When the ball feels tight, wrap more dry wool around it, then swish it around more. Continue this process of felting until the ball is solid, then add another layer of colored dry wool.

"Make sure the layers are thick enough that you can see them when you cut it," Deis says.

As you add layers, "the outside layer feels really loose like it's going to fall off," Deis says. Persist in squeezing.

Patience, please

You can use both hands, one hand, switch hands. It sounds like a thing a kid would love to do -- splashing in water and squeezing a doughy thing. But it takes a patient child to see it through to the end. It takes an hour or more to make a 4-inch ball.

"Your mind can wander," Deis says. "I'm trying the mindfulness thing: actually literally thinking about the feeling of the wool, etc."

Yeah.

Deis scrubs the ball against her hand, to agitate it more.

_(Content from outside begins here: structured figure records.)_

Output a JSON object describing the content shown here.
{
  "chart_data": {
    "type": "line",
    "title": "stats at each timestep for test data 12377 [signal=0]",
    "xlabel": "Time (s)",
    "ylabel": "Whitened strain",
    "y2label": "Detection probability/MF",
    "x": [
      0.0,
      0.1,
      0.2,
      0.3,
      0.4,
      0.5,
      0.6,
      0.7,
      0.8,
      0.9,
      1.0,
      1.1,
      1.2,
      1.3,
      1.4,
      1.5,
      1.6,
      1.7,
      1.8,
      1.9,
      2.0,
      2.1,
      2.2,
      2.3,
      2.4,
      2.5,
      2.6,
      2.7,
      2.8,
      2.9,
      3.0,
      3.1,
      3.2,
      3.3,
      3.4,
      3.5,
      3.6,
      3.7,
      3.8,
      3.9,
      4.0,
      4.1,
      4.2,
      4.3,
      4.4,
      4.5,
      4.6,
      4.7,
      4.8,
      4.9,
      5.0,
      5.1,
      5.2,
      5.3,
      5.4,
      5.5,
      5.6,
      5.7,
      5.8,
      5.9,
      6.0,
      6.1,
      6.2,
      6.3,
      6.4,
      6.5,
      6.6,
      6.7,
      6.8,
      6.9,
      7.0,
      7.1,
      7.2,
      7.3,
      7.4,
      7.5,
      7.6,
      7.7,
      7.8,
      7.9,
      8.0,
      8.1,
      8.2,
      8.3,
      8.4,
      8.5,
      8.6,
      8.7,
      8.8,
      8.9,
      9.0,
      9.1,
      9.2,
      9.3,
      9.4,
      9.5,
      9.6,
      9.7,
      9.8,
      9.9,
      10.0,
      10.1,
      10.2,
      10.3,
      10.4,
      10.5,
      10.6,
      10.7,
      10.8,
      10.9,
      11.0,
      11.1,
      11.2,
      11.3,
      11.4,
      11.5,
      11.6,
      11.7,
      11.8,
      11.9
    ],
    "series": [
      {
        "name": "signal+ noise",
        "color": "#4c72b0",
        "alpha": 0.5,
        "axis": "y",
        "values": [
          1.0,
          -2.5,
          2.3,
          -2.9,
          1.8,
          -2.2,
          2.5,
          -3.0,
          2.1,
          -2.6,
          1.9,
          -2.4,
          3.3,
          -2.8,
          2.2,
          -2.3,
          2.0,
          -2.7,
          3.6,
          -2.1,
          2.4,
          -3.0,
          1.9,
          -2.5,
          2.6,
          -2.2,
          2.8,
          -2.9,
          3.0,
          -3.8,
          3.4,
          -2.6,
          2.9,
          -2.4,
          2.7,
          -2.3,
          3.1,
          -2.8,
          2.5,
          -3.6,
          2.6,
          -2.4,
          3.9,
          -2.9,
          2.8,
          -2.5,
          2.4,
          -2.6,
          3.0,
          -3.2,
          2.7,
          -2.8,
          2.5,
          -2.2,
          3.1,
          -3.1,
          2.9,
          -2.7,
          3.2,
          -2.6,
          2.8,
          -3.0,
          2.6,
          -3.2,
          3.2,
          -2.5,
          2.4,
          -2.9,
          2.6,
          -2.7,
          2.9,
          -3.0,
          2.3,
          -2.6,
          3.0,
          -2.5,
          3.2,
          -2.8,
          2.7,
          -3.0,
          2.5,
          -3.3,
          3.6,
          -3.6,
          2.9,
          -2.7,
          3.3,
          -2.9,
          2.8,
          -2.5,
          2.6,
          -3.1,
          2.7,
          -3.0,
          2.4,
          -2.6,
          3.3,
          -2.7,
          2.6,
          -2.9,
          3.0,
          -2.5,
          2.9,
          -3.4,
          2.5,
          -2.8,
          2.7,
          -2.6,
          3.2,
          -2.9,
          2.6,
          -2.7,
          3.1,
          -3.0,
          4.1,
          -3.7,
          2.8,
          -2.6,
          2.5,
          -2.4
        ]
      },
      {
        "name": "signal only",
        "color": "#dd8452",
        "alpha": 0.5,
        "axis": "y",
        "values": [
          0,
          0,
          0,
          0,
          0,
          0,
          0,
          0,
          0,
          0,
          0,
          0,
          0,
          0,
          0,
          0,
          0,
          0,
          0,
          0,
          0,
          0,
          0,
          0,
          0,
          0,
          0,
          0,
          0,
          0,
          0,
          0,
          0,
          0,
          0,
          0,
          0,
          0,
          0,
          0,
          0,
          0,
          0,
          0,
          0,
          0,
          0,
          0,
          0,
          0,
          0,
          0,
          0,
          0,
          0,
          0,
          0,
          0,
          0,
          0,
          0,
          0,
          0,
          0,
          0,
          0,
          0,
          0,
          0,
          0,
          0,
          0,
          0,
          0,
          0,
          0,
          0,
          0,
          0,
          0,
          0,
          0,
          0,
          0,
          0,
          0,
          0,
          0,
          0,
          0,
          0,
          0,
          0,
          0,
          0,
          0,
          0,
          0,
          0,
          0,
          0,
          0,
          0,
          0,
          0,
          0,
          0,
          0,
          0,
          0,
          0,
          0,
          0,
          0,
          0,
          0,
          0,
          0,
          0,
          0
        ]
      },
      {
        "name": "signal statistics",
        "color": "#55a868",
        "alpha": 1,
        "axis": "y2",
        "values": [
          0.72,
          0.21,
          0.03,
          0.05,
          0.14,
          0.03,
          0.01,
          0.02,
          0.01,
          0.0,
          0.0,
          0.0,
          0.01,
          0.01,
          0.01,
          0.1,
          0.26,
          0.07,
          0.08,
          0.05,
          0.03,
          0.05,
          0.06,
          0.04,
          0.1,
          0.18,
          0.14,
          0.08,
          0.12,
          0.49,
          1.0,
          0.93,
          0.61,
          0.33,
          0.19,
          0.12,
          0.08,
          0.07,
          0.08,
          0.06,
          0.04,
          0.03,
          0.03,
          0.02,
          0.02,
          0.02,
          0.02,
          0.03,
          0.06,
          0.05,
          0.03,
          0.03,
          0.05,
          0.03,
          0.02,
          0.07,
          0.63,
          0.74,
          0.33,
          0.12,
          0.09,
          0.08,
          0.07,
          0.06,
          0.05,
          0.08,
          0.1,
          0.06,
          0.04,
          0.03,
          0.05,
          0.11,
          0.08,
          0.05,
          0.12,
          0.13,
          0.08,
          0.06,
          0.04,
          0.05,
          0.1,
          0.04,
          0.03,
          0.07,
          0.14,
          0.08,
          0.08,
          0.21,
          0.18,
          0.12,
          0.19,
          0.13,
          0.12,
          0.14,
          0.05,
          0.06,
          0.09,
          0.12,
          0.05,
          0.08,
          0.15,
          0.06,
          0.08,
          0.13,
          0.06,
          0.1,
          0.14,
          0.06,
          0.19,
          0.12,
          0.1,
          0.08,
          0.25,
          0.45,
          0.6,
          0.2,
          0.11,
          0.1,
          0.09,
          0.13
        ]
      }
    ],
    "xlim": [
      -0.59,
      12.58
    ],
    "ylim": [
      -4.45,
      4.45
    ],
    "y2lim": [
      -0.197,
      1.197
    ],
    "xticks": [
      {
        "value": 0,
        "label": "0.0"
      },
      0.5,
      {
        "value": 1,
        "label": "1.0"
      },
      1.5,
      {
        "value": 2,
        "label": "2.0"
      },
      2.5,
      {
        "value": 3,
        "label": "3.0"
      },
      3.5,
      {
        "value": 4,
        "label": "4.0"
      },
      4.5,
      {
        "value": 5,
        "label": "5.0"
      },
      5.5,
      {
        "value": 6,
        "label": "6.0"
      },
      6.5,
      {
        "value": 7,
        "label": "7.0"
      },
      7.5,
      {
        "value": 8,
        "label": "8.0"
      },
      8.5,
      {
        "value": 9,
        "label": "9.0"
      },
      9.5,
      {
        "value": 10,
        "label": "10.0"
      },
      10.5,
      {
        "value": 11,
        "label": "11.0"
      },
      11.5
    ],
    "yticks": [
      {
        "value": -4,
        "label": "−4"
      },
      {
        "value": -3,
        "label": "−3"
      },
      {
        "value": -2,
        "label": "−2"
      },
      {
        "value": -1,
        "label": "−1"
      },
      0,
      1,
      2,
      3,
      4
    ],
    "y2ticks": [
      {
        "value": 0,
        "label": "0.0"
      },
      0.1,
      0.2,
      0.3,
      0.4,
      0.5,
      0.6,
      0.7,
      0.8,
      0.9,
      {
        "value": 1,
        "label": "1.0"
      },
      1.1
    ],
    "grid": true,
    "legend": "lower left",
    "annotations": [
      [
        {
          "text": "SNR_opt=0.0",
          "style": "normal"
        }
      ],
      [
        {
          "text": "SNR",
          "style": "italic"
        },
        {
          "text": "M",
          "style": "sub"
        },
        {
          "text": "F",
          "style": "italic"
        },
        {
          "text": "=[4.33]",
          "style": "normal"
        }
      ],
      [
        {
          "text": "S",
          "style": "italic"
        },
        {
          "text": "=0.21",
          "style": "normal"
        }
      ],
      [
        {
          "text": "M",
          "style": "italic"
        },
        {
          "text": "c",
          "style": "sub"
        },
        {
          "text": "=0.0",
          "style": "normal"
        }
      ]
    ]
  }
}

Deis' elemental ornamental nature emerges and she felts a small orange circle. She puts it on the soapy ball, but it slides off. She secures it with a strap of blue fiber and felts more.

"Precision is not an option with wet felting," she notes.

After rassling with the slipped disk a bit, Deis rinses the ball in cool running water and decides that the stringy blue fleece and the decorative disk just aren't making friends.

"The dot doesn't want to stick," she says. "Sometimes dyes change the fiber surfaces or maybe the wool came from sheep with longer, thicker fibers.

"It's an art, not a science," she says, swathing the whole ball in a layer of green and rolling it a bit, "like rolling a meatball."